Immediately, she decided she wanted to go to Mayo Clinic in Rochester, two hours east of my small town in southwest Minnesota.
Before long, we had all memorized the roads to Mayo Clinic in Rochester.
I remember feeling everything would be OK. We had the support of so many people in our tight-knit community and at Mayo Clinic who truly cared about my mom getting better. Beyond our friends and family, I think of all the physicians, nurses and other care providers — including Joleen Hubbard, M.D., Chris Hallemeier, M.D., and Eric Dozois, M.D. — when I think about my mom's cancer journey.
It started when Dr. Hubbard, Mom's oncologist, and the team created a plan that began with chemotherapy. Sitting in the room with people getting chemotherapy, like my mom, wasn't easy, but the room was always full of uplifting smiles from both the patients and the doctors.
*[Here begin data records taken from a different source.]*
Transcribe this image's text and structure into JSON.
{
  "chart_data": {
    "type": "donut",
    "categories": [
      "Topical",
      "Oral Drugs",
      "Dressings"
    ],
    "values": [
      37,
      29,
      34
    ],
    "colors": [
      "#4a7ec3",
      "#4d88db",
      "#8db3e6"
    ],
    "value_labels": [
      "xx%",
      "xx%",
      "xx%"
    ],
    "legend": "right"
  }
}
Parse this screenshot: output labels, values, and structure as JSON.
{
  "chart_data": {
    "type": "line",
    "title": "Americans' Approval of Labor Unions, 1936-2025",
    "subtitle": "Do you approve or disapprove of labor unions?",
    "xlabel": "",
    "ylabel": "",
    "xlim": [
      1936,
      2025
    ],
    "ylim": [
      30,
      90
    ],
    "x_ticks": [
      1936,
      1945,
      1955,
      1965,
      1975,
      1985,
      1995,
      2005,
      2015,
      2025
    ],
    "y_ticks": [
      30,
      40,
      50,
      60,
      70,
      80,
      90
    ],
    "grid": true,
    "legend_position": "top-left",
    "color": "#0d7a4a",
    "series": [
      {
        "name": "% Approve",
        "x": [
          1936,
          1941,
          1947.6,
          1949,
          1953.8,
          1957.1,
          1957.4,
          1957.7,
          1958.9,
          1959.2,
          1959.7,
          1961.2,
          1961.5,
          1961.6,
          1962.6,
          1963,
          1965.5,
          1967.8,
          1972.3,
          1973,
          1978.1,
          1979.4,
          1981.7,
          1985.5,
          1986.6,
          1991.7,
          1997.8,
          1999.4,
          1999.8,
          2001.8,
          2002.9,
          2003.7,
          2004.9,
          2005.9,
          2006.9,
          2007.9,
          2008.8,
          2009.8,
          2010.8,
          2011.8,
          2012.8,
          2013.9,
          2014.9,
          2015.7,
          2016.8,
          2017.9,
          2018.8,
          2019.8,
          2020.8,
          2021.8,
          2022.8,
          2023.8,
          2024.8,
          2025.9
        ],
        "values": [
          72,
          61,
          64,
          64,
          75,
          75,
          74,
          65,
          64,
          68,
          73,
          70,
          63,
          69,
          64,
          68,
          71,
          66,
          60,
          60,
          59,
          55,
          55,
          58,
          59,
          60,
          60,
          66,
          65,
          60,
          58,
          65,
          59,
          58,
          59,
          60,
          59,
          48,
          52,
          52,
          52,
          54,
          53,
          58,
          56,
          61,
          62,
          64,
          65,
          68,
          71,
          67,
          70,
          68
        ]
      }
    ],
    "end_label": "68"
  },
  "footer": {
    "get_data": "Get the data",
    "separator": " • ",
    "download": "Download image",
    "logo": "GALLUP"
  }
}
Things didn't go as planned for Mom. During her sixth round of chemotherapy, she became ill enough to require hospitalization. During her stay, CT scans and an MRI found the tumor wasn't shrinking — instead, it had grown.
A Quick Response
As a family, we were devastated.
But every doctor and care provider took the time to explain what they were doing and why before they took action. Observing the doctors, radiologists and nurses effectively communicate the new test results and then alter the care plan for my mom immediately was uplifting and inspiring.
After chemotherapy, my mom had radiation daily for 5½ weeks. Dr. Hallemeier and the radiation therapists were personable, supportive, patient and empathetic toward my mom and our family.
I will not forget my mom's excitement when she heard from her entire team that the tumor had shrunk and the cancer had not spread further.
Next came surgery, which was the scariest part of the whole journey for me. We waited 14 hours, hoping and praying. I will always remember the feeling of anticipation I felt in the waiting room.
Finally, mom's surgeon, Dr. Dozois, delivered fantastic news — they had completely removed the grapefruit-sized tumor and there were no complications. Mom was on the road to recovery.
Following my mom's successful care, I knew exactly what I wanted to do for my senior project that was different from the other people in my class. I came up with the idea of May Day baskets. The baskets, a traditional sign of spring in the Midwest, are filled with treats and other small gifts to friends, family and neighbors. In mine, I also included information about colorectal cancer.
Windom is 20 times smaller than Rochester by population, and I thought I'd sell maybe 25 or 30 baskets. After advertising the gifts on social media, I was blown away by the community's support. In 10 days, I sold more than 130 baskets.
I cannot sufficiently express the amount of gratitude my family has for the support and love we received. I am honored to give to Mayo Clinic on behalf of my family and the entire Windom community to help continue the fight against cancer and ultimately find a cure.
Eds Note: The individual featured in images was alone following social distancing guidelines, and in compliance with Mayo Clinic’s COVID-19 safety guidelines while unmasked.